Quítate tu pa’ ponerme yo vamos a ver quién es quién. Después no digan que no se advirtió: son doce que dan por cien. Eddie Dee, Los Doce Discípulos, Quítate tú pa’ ...

Quítate tu pa’ ponerme yo

                vamos a ver quién es quién.

                Después no digan que no se advirtió:

                son doce que dan por cien.

Eddie Dee, Los Doce Discípulos, Quítate tú pa’ ponerme yo

La torpe y antidemocrática legislación electoral que sufrimos ha transformado el proceso electoral de este año en un sainete ridículo y un muestrario locuaz de estulticia.

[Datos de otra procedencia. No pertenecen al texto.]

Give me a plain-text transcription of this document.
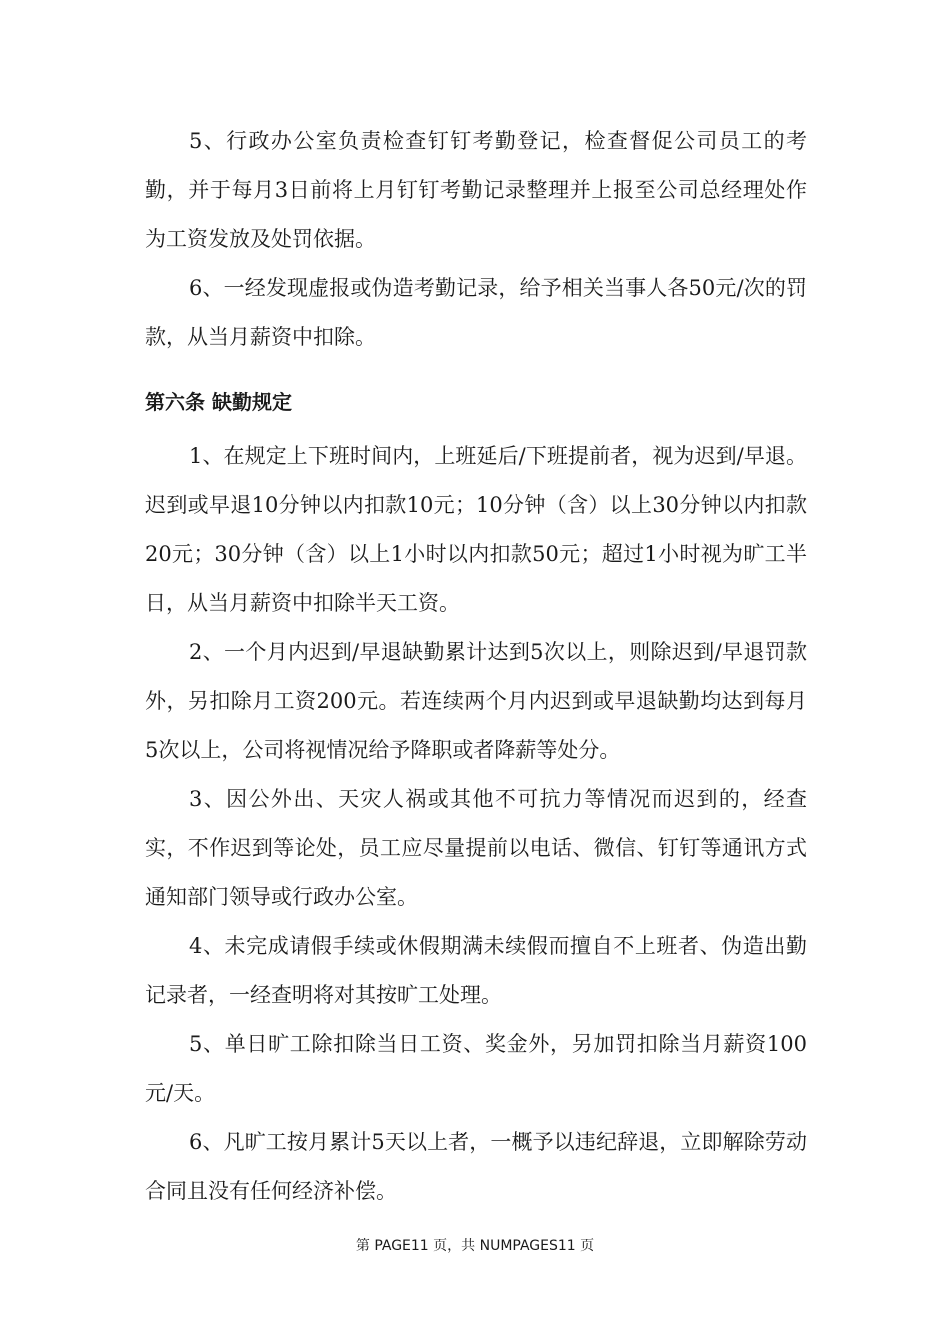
5、行政办公室负责检查钉钉考勤登记，检查督促公司员工的考勤，并于每月3日前将上月钉钉考勤记录整理并上报至公司总经理处作为工资发放及处罚依据。

6、一经发现虚报或伪造考勤记录，给予相关当事人各50元/次的罚款，从当月薪资中扣除。

第六条 缺勤规定

1、在规定上下班时间内，上班延后/下班提前者，视为迟到/早退。迟到或早退10分钟以内扣款10元；10分钟（含）以上30分钟以内扣款20元；30分钟（含）以上1小时以内扣款50元；超过1小时视为旷工半日，从当月薪资中扣除半天工资。

2、一个月内迟到/早退缺勤累计达到5次以上，则除迟到/早退罚款外，另扣除月工资200元。若连续两个月内迟到或早退缺勤均达到每月5次以上，公司将视情况给予降职或者降薪等处分。

3、因公外出、天灾人祸或其他不可抗力等情况而迟到的，经查实，不作迟到等论处，员工应尽量提前以电话、微信、钉钉等通讯方式通知部门领导或行政办公室。

4、未完成请假手续或休假期满未续假而擅自不上班者、伪造出勤记录者，一经查明将对其按旷工处理。

5、单日旷工除扣除当日工资、奖金外，另加罚扣除当月薪资100元/天。

6、凡旷工按月累计5天以上者，一概予以违纪辞退，立即解除劳动合同且没有任何经济补偿。

第 PAGE11 页，共 NUMPAGES11 页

Cuando se supone que los periodos previos a las elecciones deben ser dedicados a plantear a los votantes propuestas alternas de solución a los problemas que todos conocemos de primera mano, los aspirantes a gobernarnos se dedican al descrédito de sus oponentes y al insulto repitiendo patrones de conducta del pasado, llevados a un nivel más alto gracias a la facilidad que da el anonimato de las redes llamadas sociales.

El discurso del panista Anaya se copia a sí mismo: son el Presidente y la Procuraduría General de la República los que están detrás de las repetidas denuncias de su muy explicable enriquecimiento por medio de triangulaciones, empresas fantasma y compraventa de terrenos. El presidente Peña repica la actitud de Carlos Salinas: ni los veo ni los oigo. No hagan caso a ese duelo de dimes y diretes, les recomienda a los reporteros.

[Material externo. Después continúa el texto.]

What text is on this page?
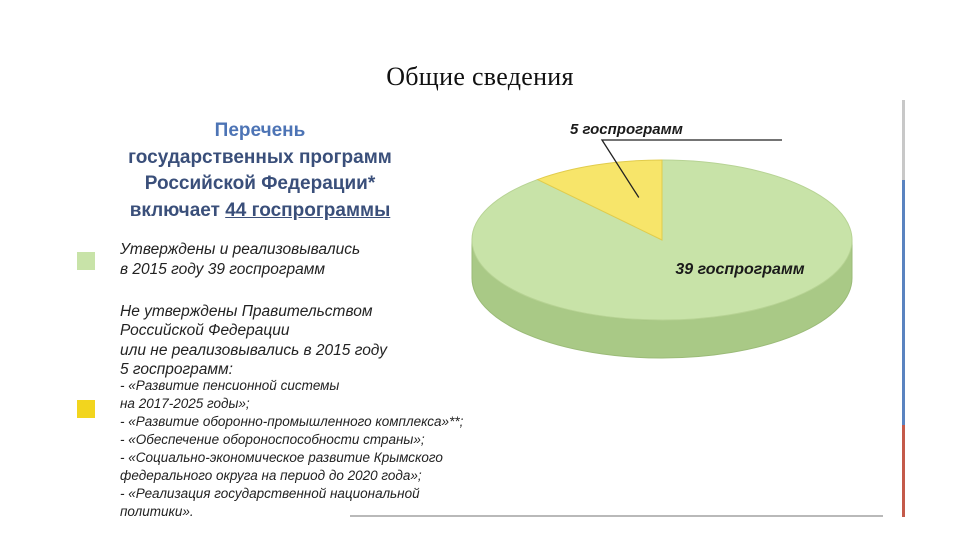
Общие сведения
Перечень
государственных программ
Российской Федерации*
включает 44 госпрограммы
Утверждены и реализовывались
в 2015 году 39 госпрограмм
Не утверждены Правительством
Российской Федерации
или не реализовывались в 2015 году
5 госпрограмм:
- «Развитие пенсионной системы
на 2017-2025 годы»;
- «Развитие оборонно-промышленного комплекса»**;
- «Обеспечение обороноспособности страны»;
- «Социально-экономическое развитие Крымского
федерального округа на период до 2020 года»;
- «Реализация государственной национальной
политики».
39 госпрограмм
5 госпрограмм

Al inepto encargado del despacho de la Procuraduría General de la República, don Alberto Elías Beltrán, se le hace bolas el engrudo entre las lealtades perrunas y la incapacidad evidente. Aunque lo diga Ricardo Anaya, es cierto que su deber es dar cabida y marcha a los procedimientos que obliga la presunta comisión de un delito como esos de los que se acusa al queretano.

José Antonio Meade no parece inmutarse ante la repetida afirmación de que su campaña nada más no arranca. Insiste en ser un priista sin bandera, defensor de las causas sin remedio y medroso de hacer un público, radical y explícito rompimiento con el PRI de Peña Nieto. Sigue pensando el doctor Meade Kuribreña que el voto se emite por motores del pensamiento y la razón: no es cierto. Votamos con las vísceras.

Andrés Manuel tiene un disco muy rayado: detrás de todo el cochinero está precisamente el innombrable Carlos Salinas de Gortari, villano favorito de todos los complós imaginables. Mientras tanto, en un pragmatismo digno del PRI más prehistórico, sigue metiendo a su haber el descontento y la irritación que las fallas del régimen actual, particularmente la tolerancia y el fomento de actos de corrupción que conocemos desde hace años. Casos de corrupción que precisamente la Procuraduría General de la República ha dejado dormir en los cajones sin darles seguimiento. Por dar un ejemplo, en el caso Odebrecht los testimoniales de los delincuentes brasileños —el mismísimo Marcelo Odebrecht— y la declaración del que fuera procurador reciente, Raúl Cervantes, de que el 17 de octubre del año pasado el expediente estaba terminado y listo para ir juicio. Nada de eso ha movido a la institución encargada de nuestra justicia.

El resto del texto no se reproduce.